The Anti-Money Laundering and Counter-Terrorist Financing Ordinance in Hong Kong was revised during the month of December 2022 by local legislators (AMLO). The legislature has given its approval to this change, which is in line with the existing attitude of the region regarding the broadening of opportunities for trading cryptocurrencies.

Because the amendment creates a new licensing structure for virtual asset service providers, it will now be possible for individual investors to participate in the trading of virtual assets as a direct result of the amendment. At current time, the buying and selling of digital assets is restricted to only experienced investors and traders who can demonstrate that they have at least one million dollars worth of bankable assets in their possession.

Victory Securities and Interactive Brokers were the first two brokers in Hong Kong to receive approval from the SFC to trade digital assets for the professional customers of their respective firms.

Consumers who are interested in trading Hong Kong-listed exchange-traded fund futures that are based on Bitcoin do not require a specialist license at this time in order for Hong Kong-based brokers to be able to provide services to those customers.
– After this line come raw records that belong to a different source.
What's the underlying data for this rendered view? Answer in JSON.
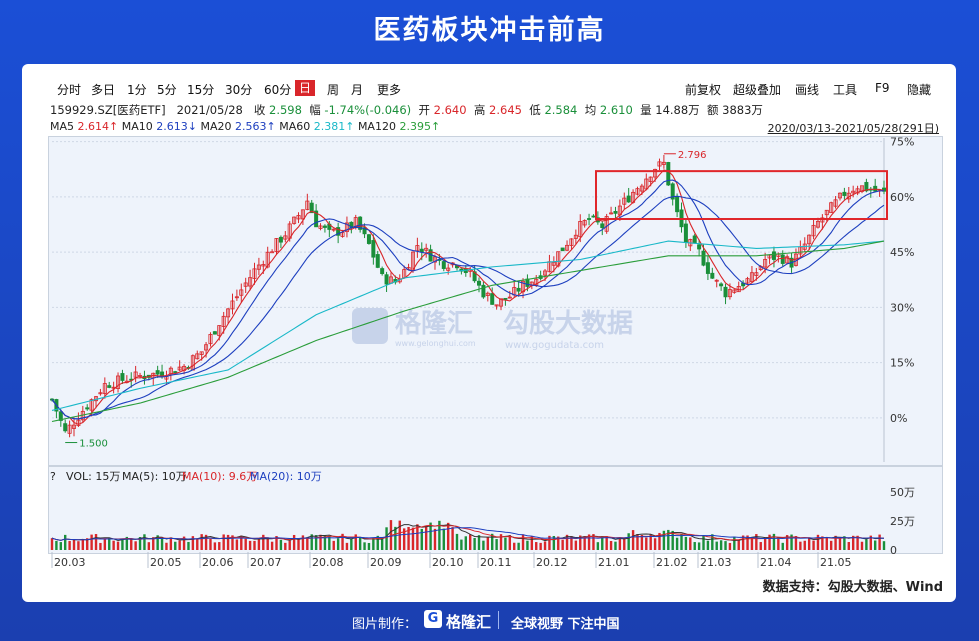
{
  "header": {
    "title": "医药板块冲击前高"
  },
  "toolbar": {
    "periods": [
      "分时",
      "多日",
      "1分",
      "5分",
      "15分",
      "30分",
      "60分",
      "日",
      "周",
      "月",
      "更多"
    ],
    "active": "日",
    "right": [
      "前复权",
      "超级叠加",
      "画线",
      "工具",
      "F9",
      "隐藏"
    ]
  },
  "info": {
    "code": "159929.SZ[医药ETF]",
    "date": "2021/05/28",
    "close_label": "收",
    "close": "2.598",
    "change_label": "幅",
    "change": "-1.74%(-0.046)",
    "open_label": "开",
    "open": "2.640",
    "high_label": "高",
    "high": "2.645",
    "low_label": "低",
    "low": "2.584",
    "avg_label": "均",
    "avg": "2.610",
    "vol_label": "量",
    "vol": "14.88万",
    "amt_label": "额",
    "amt": "3883万"
  },
  "ma_line": [
    {
      "text": "MA5",
      "val": "2.614↑",
      "color": "#d9262a"
    },
    {
      "text": "MA10",
      "val": "2.613↓",
      "color": "#1d3fbf"
    },
    {
      "text": "MA20",
      "val": "2.563↑",
      "color": "#1d3fbf"
    },
    {
      "text": "MA60",
      "val": "2.381↑",
      "color": "#19b8c8"
    },
    {
      "text": "MA120",
      "val": "2.395↑",
      "color": "#2a9d3a"
    }
  ],
  "range": "2020/03/13-2021/05/28(291日)",
  "watermark": {
    "brand": "格隆汇",
    "brand_url": "www.gelonghui.com",
    "brand2": "勾股大数据",
    "brand2_url": "www.gogudata.com"
  },
  "volume_legend": {
    "q": "?",
    "vol": "VOL: 15万",
    "ma5": "MA(5): 10万",
    "ma10": "MA(10): 9.6万",
    "ma20": "MA(20): 10万"
  },
  "source": "数据支持：勾股大数据、Wind",
  "footer": {
    "made_by": "图片制作：",
    "brand": "格隆汇",
    "slogan": "全球视野 下注中国"
  },
  "colors": {
    "up": "#d9262a",
    "down": "#1a8f3a",
    "ma5": "#d9262a",
    "ma10": "#1d3fbf",
    "ma20": "#1d3fbf",
    "ma60": "#19b8c8",
    "ma120": "#2a9d3a",
    "highlight": "#e0262b"
  },
  "chart_data": {
    "type": "candlestick",
    "x_ticks": [
      "20.03",
      "20.05",
      "20.06",
      "20.07",
      "20.08",
      "20.09",
      "20.10",
      "20.11",
      "20.12",
      "21.01",
      "21.02",
      "21.03",
      "21.04",
      "21.05"
    ],
    "y_axis": {
      "ticks": [
        "75%",
        "60%",
        "45%",
        "30%",
        "15%",
        "0%"
      ],
      "values": [
        75,
        60,
        45,
        30,
        15,
        0
      ],
      "ylim": [
        -12,
        76
      ]
    },
    "annotations": {
      "high": {
        "label": "2.796",
        "at": "21.02"
      },
      "low": {
        "label": "1.500",
        "at": "20.03"
      }
    },
    "highlight_box": {
      "x_from": "21.01",
      "x_to": "21.05",
      "y_from": 54,
      "y_to": 67
    },
    "percent_path": [
      [
        0,
        5
      ],
      [
        3,
        -4
      ],
      [
        7,
        2
      ],
      [
        12,
        9
      ],
      [
        18,
        11
      ],
      [
        24,
        12
      ],
      [
        30,
        14
      ],
      [
        34,
        18
      ],
      [
        38,
        26
      ],
      [
        42,
        33
      ],
      [
        46,
        40
      ],
      [
        50,
        46
      ],
      [
        53,
        50
      ],
      [
        56,
        55
      ],
      [
        58,
        59
      ],
      [
        60,
        53
      ],
      [
        63,
        50
      ],
      [
        66,
        51
      ],
      [
        69,
        53
      ],
      [
        72,
        47
      ],
      [
        75,
        38
      ],
      [
        78,
        37
      ],
      [
        80,
        40
      ],
      [
        83,
        47
      ],
      [
        86,
        44
      ],
      [
        89,
        42
      ],
      [
        92,
        42
      ],
      [
        95,
        39
      ],
      [
        98,
        34
      ],
      [
        101,
        31
      ],
      [
        104,
        33
      ],
      [
        107,
        36
      ],
      [
        110,
        38
      ],
      [
        113,
        42
      ],
      [
        116,
        46
      ],
      [
        119,
        51
      ],
      [
        122,
        54
      ],
      [
        125,
        52
      ],
      [
        128,
        56
      ],
      [
        131,
        60
      ],
      [
        134,
        64
      ],
      [
        137,
        68
      ],
      [
        139,
        69
      ],
      [
        141,
        59
      ],
      [
        144,
        48
      ],
      [
        147,
        45
      ],
      [
        150,
        38
      ],
      [
        153,
        34
      ],
      [
        156,
        36
      ],
      [
        159,
        38
      ],
      [
        162,
        43
      ],
      [
        165,
        44
      ],
      [
        168,
        42
      ],
      [
        171,
        47
      ],
      [
        174,
        53
      ],
      [
        177,
        57
      ],
      [
        180,
        61
      ],
      [
        183,
        63
      ],
      [
        186,
        62
      ],
      [
        189,
        61
      ]
    ],
    "ma_percent": {
      "ma60": [
        [
          0,
          2
        ],
        [
          20,
          8
        ],
        [
          40,
          13
        ],
        [
          60,
          28
        ],
        [
          80,
          38
        ],
        [
          100,
          41
        ],
        [
          120,
          43
        ],
        [
          140,
          48
        ],
        [
          160,
          46
        ],
        [
          180,
          47
        ],
        [
          189,
          48
        ]
      ],
      "ma120": [
        [
          0,
          -1
        ],
        [
          20,
          4
        ],
        [
          40,
          11
        ],
        [
          60,
          21
        ],
        [
          80,
          29
        ],
        [
          100,
          36
        ],
        [
          120,
          40
        ],
        [
          140,
          44
        ],
        [
          160,
          44
        ],
        [
          180,
          46
        ],
        [
          189,
          48
        ]
      ]
    },
    "volume": {
      "y_ticks": [
        "50万",
        "25万",
        "0"
      ],
      "values_wan": [
        50,
        25,
        0
      ]
    }
  }
}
However, businesses who want to offer trading in virtual assets will need additional authorisation from the SFC in order to do so.

The first of March of this year was supposed to mark the beginning of the implementation of the new licensing criteria.However, in order to provide businesses who provide services for virtual assets additional time to adequately prepare, the deadline has been pushed back to the 1st of June.

This comes as a direct outcome of the recent selection of Julia Leung to fill the position of chief executive officer at the SFC.She has already stated that she is in favor of tightening the stringency of the laws governing cryptocurrencies in the local area.